Una tarde corrió sangre y desde entonces no ha
cesado de correr. Roja quedó la maleza y subió un clamor poderosamente agudo.
Fue un grito de guerra, reinaba la confusión, y mientras el sol moría se
escuchaban voces que pedían vida y venganza. Llega el Señor e inicia (como
siempre) el diálogo. Cuando hay ruptura aparece el Dios-comunión que abre el
juego. No acusa, no levanta el tono, simplemente pregunta. ¿Dónde está tu
hermano?
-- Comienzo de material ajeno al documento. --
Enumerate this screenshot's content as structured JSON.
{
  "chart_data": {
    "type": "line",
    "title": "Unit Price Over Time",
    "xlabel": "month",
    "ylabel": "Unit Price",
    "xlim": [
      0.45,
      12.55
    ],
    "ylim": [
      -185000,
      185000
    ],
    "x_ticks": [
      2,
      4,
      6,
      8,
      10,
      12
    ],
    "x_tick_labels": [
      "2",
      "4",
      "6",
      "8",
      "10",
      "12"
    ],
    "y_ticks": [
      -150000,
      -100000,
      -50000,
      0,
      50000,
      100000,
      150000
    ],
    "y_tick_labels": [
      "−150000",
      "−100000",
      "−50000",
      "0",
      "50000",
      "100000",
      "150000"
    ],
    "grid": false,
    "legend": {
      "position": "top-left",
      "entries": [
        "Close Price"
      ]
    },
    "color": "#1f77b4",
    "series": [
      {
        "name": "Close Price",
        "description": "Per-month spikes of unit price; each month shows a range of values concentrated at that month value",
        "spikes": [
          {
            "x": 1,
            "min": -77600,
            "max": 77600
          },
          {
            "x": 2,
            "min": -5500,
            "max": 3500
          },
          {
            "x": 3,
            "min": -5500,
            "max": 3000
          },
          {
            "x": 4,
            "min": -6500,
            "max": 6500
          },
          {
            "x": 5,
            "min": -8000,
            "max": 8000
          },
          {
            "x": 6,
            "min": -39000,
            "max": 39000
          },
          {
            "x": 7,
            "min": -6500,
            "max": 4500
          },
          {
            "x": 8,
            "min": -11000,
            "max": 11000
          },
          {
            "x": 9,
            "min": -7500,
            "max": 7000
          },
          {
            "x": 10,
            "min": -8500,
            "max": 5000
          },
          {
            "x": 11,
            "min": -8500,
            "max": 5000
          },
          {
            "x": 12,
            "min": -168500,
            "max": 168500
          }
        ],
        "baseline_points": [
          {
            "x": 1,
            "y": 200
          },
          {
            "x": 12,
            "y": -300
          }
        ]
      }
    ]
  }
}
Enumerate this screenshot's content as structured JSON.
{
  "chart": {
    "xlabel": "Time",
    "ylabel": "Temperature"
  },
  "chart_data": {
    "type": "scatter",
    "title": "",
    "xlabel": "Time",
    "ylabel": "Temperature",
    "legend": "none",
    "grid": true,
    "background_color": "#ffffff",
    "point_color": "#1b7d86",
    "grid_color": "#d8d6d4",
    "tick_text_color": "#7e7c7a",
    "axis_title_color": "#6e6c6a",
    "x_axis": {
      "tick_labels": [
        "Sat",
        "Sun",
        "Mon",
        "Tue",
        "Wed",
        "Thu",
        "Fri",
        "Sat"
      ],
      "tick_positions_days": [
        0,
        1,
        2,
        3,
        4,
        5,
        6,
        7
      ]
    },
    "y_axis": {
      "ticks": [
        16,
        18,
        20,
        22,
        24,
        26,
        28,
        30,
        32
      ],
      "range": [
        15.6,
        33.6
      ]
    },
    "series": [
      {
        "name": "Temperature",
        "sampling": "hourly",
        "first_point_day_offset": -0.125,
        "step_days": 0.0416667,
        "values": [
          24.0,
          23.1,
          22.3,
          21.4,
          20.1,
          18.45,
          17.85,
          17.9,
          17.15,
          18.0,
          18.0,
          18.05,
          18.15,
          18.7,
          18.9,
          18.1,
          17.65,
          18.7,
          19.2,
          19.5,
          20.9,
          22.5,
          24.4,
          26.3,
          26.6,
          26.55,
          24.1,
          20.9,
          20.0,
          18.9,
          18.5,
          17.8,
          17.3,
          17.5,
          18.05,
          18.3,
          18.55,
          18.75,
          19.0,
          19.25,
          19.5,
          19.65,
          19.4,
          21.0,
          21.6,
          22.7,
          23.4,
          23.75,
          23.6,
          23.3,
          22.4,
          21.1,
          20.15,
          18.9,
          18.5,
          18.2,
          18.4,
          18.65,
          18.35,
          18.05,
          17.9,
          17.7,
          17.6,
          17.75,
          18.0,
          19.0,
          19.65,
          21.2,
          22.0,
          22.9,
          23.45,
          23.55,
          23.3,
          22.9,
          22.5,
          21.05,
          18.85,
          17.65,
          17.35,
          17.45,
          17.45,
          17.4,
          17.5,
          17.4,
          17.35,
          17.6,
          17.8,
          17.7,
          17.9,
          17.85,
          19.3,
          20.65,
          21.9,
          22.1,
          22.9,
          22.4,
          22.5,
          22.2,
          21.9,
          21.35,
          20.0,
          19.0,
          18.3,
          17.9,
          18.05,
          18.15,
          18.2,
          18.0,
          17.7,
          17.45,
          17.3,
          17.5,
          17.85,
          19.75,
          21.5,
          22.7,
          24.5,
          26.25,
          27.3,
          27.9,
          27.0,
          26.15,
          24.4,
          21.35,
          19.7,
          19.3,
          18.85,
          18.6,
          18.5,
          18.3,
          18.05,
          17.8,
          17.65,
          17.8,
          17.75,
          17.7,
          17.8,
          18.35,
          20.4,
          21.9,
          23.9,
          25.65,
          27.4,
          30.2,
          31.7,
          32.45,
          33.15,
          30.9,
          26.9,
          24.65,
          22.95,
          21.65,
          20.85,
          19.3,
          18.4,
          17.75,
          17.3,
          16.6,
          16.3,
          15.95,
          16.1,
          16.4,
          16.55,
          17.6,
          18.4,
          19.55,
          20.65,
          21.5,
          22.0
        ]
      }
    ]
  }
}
Caín recuerda el diálogo que sus padres le narraron, y se dice: su
nombre ha de ser ‘Buscador’. Olvida sus lágrimas y se cree valiente; no se
ocultará. Pero ha matado, su inocencia ha sido violada y por ello todo le
representa una amenaza. La amistosa pregunta lo asusta más de la cuenta, y con
su mentira se esconde más vilmente. Con todo, lo peor está por llegar. ¿Es que
hay algo más grave que el fratricidio? Sí: justificarlo. ¿Soy yo acaso el guardián
de mi hermano? Entonces la verdad de Dios (tautología), que apenado invita
a la reflexión. ¿Qué has hecho? La magistral oratoria divina domina la
polisemia; pregunta simultáneamente, y con igual intensidad, por víctima y
victimario.
Desde ese instante se abrió
un espacio para la reflexión, para indagar el misterio de la libertad y del pecado,
para sondear al hombre y su vocación. ¡Tan alto el llamado y tan profunda la
caída! De profundis clamo ad te Domine. Desde lo hondo a ti grito Señor
(Sal 129), comenzó a escucharse una y otra vez. Hasta que en la noche de Caín
brilló una gran luz (Is 9,1), porque nosotros –todos homicidas– recibimos la
visita de ese sol que nace de lo alto (Lc 1,78). Amanecía, se levantaba nuestra
esperanza y llegaba a nuestros oídos el gozoso preludio de nuestra salvación.
Otra tarde volvió a correr
sangre, y desde entonces no ha cesado de correr. Fue, como siempre y como
nunca. Se trataba de la misma batalla pero ahora con distinto resultado.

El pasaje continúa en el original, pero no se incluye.